Bought one as a media player, during the Amazon $40 sale.
Just great.
+ It's a larger-screen Zune HD, with the equivalent of the Zune Software but without the PC. (I paid ~$200 for my Zune HD.)
+ It's a stand-alone offline lifetime-maps GPS with removable/replaceable battery (forget about attaching a power cord and just swap batteries at rest stops). (I paid ~$100 for my lifetime-maps refurb Gamin.)
+ It's a wi-fi radio with Nokia Mix (Pandora style for free) and an FM radio.
+ It's an iPod Touch or Galaxy Player, at less than half the price.
+ It's got a great UI (I haven't read any user guide and just got it), which should be great for beginners and experienced alike.
+ It doesn't make me feel constrained by less apps; rather I feel somewhat liberated.
Nibbles so far (a few days of use, not activated), which I shouldn't mention at this price point (especially not at my cost):
- 512 GB RAM makes some videos stutter. To be expected at this price point and RAM.
- Has no Google Now or Siri equivalent. But so what? Has voice recognition a tap away.

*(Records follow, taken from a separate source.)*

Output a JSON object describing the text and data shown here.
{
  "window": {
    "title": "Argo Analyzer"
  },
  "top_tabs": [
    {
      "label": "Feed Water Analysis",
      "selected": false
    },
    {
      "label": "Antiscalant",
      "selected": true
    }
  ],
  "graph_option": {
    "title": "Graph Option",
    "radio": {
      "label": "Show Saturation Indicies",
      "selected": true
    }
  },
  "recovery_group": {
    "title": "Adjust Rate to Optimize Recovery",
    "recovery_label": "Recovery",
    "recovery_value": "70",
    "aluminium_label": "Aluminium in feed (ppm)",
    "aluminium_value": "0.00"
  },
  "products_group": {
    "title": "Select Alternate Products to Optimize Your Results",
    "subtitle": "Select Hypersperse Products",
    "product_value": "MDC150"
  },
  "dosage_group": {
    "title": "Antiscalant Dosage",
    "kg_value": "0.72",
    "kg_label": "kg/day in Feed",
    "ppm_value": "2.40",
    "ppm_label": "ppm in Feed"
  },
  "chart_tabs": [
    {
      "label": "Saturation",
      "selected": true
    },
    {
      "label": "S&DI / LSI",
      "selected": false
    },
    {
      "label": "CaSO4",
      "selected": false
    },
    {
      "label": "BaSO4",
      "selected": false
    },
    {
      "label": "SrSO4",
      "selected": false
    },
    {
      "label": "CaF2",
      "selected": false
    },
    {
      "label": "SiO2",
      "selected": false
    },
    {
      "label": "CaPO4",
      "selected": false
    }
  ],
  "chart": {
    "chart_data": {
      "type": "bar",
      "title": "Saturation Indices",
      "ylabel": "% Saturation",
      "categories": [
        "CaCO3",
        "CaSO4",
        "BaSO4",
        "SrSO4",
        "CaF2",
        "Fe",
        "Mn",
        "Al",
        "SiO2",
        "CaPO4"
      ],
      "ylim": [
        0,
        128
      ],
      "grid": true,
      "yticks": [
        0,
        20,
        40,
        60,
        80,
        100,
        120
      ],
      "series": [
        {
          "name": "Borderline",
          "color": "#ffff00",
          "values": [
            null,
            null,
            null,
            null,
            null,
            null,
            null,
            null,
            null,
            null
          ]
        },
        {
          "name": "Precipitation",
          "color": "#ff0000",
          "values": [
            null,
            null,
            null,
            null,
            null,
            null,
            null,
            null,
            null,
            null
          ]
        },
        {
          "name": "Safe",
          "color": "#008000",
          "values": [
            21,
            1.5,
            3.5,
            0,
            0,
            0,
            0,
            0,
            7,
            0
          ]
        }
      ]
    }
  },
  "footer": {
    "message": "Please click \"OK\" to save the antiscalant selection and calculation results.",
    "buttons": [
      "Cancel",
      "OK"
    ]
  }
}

Big omission (IMO) that will stop me from moving to Windows Phone (or iPhone) from Android:
- no keyboard substitutions. I have big hands, and rarely and poorly tap type. I use various swiping keyboards on Android (Swype, SwiftKey, Google Keyboard) and MessagEase (a big-key keyboard originally from Palm days). I don't get it. Does Microsoft keystroke log or something, so need to restrict us to their own keyboard? User entry seems so personal, and can be a point of user frustration because it's the area where we can potentially make the most mistakes. At least the voice recognition input seemed good in my one test.
Overall: At $40, all joy. Even at $100 and never used as a phone, it's a great buy for my usage.
(Caveat: I've only used this for a few days, so don't know much at all. Like will it accumulate cruft and slow down? Are there tricks or maintenance required? etc.)